Columnar Storage Is Normalization
Source: Hacker News
Row‑oriented vs. column‑oriented representation
Consider this data:
data = [
{ "name": "Smudge", "colour": "black" },
{ "name": "Sissel", "colour": "grey" },
{ "name": "Hamlet", "colour": "black" }
]
This is a typical row‑oriented table. Adding a new row is straightforward:
{ "name": "Petee", "colour": "black" }
Only a few pages need to be touched on disk, regardless of how many columns the row has. Looking up a row is also fast because all of its columns are stored together.
However, computing a histogram of colour requires scanning the entire row data, even the name fields we don’t need.
A column‑oriented representation flips these trade‑offs:
data = {
"name": [
"Smudge",
"Sissel",
"Hamlet"
],
"colour": [
"black",
"grey",
"black"
],
}
Now we can read only the colour column to build the histogram, but inserting a new row or retrieving a specific row requires touching multiple column vectors.
Columnar storage as extreme normalization
Think of columnar data as a set of very narrow tables, each containing a primary key (or implicit position) plus a single attribute.
Denormalized table
| id | name | age |
|---|---|---|
| 12 | Bob | 30 |
| 93 | Tom | 35 |
| 27 | Kim | 28 |
Normalized tables
Name
| id | name |
|---|---|
| 12 | Bob |
| 93 | Tom |
| 27 | Kim |
Age
| id | age |
|---|---|
| 12 | 30 |
| 93 | 35 |
| 27 | 28 |
Reconstructing the original table is simply a join on id.
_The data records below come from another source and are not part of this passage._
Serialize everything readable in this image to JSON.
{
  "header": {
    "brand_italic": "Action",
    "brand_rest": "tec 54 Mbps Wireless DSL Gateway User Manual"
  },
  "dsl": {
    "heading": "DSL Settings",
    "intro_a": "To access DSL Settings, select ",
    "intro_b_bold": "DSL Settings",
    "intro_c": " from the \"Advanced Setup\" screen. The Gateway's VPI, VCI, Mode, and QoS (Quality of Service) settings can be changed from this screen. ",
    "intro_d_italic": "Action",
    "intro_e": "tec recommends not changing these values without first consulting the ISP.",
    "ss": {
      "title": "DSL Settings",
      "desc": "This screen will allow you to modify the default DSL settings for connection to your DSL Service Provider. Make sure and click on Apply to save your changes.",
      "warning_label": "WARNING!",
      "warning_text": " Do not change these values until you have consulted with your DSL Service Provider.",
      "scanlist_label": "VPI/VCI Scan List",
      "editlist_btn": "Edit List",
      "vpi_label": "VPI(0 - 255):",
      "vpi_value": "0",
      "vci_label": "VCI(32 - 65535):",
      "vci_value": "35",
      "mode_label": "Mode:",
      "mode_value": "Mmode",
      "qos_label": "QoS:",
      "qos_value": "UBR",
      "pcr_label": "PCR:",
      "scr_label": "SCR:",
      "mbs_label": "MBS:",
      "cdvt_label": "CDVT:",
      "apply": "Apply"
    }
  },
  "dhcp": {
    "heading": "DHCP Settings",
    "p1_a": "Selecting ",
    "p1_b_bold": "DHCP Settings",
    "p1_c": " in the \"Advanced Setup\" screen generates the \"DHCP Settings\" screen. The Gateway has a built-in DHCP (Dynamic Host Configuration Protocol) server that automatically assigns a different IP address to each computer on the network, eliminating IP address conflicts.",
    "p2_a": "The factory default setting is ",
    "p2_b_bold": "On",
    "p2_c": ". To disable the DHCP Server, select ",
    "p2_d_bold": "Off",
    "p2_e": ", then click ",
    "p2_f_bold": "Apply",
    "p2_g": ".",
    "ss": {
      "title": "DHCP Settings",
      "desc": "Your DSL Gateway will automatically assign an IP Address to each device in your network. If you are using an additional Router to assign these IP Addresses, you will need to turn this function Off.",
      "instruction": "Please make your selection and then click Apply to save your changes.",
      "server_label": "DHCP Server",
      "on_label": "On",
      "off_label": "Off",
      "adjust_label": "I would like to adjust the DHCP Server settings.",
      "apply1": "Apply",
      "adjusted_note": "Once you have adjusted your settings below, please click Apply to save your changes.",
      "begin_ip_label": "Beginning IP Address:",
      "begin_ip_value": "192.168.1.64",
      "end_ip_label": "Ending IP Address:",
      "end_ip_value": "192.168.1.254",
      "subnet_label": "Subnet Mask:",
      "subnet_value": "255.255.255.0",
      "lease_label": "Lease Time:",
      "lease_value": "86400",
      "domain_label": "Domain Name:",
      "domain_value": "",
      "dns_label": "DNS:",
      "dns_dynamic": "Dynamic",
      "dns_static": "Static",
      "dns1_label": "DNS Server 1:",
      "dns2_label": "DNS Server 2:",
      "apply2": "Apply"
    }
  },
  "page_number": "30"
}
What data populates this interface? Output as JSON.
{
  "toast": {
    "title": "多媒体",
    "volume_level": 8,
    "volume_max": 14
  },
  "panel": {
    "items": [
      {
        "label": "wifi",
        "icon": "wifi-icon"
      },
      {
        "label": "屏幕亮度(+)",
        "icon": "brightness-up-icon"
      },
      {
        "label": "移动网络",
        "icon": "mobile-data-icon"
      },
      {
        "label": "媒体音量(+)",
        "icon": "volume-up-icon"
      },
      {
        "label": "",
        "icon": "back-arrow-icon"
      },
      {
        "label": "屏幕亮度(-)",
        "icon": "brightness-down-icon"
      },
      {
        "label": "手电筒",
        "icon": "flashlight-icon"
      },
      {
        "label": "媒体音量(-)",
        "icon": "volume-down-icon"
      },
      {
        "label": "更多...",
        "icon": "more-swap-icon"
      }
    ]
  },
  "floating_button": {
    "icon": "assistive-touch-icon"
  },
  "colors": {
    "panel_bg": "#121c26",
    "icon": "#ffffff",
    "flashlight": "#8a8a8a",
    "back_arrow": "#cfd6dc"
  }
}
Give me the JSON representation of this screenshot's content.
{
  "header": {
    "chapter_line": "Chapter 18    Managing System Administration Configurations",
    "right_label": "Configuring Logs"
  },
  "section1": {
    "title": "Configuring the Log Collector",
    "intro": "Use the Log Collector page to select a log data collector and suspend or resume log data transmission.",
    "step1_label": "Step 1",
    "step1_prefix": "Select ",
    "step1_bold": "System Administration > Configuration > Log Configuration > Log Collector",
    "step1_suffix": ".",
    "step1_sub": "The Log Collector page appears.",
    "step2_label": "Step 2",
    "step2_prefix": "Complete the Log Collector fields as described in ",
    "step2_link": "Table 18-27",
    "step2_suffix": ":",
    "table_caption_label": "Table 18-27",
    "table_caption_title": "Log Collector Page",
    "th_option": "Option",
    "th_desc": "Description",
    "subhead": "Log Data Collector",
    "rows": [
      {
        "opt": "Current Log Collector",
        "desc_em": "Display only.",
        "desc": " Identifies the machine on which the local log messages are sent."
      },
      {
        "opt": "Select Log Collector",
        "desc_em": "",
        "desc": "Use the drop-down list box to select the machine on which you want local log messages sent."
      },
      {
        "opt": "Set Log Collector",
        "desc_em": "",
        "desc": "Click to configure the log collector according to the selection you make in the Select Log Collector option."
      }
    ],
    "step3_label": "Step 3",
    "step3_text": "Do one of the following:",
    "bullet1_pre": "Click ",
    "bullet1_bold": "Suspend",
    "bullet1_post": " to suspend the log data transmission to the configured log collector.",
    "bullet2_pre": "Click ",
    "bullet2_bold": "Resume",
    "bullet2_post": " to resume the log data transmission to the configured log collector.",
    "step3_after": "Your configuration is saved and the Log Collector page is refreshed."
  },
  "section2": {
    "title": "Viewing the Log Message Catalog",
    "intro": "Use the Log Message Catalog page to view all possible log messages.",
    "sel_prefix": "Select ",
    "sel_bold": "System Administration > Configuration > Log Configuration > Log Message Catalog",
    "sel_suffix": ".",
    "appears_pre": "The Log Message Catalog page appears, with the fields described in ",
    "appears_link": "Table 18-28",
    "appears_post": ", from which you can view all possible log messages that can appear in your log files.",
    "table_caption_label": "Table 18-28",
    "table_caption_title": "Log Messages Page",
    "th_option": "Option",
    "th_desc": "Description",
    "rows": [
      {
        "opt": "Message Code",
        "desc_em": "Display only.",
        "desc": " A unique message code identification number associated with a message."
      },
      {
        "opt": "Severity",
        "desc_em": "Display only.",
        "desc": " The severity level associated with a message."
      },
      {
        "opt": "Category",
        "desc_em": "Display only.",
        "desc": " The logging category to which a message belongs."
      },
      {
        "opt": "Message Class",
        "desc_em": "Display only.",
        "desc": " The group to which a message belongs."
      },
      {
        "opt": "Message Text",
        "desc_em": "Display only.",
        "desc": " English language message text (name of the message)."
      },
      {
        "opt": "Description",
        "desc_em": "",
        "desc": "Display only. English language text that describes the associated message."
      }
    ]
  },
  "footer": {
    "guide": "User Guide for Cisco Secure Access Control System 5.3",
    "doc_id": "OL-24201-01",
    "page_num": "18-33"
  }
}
In a column‑stored table, the primary key corresponds to the ordinal position of each value.
Example with implicit IDs
Original columnar data:
data = {
"name": [
"Smudge",
"Sissel",
"Hamlet"
],
"colour": [
"black",
"grey",
"black"
],
}
Explicitly with IDs:
| id | name |
|---|---|
| 0 | Smudge |
| 1 | Sissel |
| 2 | Hamlet |
| id | colour |
|---|---|
| 0 | black |
| 1 | grey |
| 2 | black |
Since the id is implied by the array index, the tables can also be shown without it:
name column
| name |
|---|
| Smudge |
| Sissel |
| Hamlet |
colour column
| colour |
|---|
| black |
| grey |
| black |
Why this perspective matters
Viewing columnar storage as an extreme form of normalization unifies many query‑processing concepts—projections, joins, and data‑format manipulation. While queries are logically blind to the physical format, recognizing that “reconstructing a row from columnar storage” is essentially a join can provide a useful mental model for understanding performance characteristics.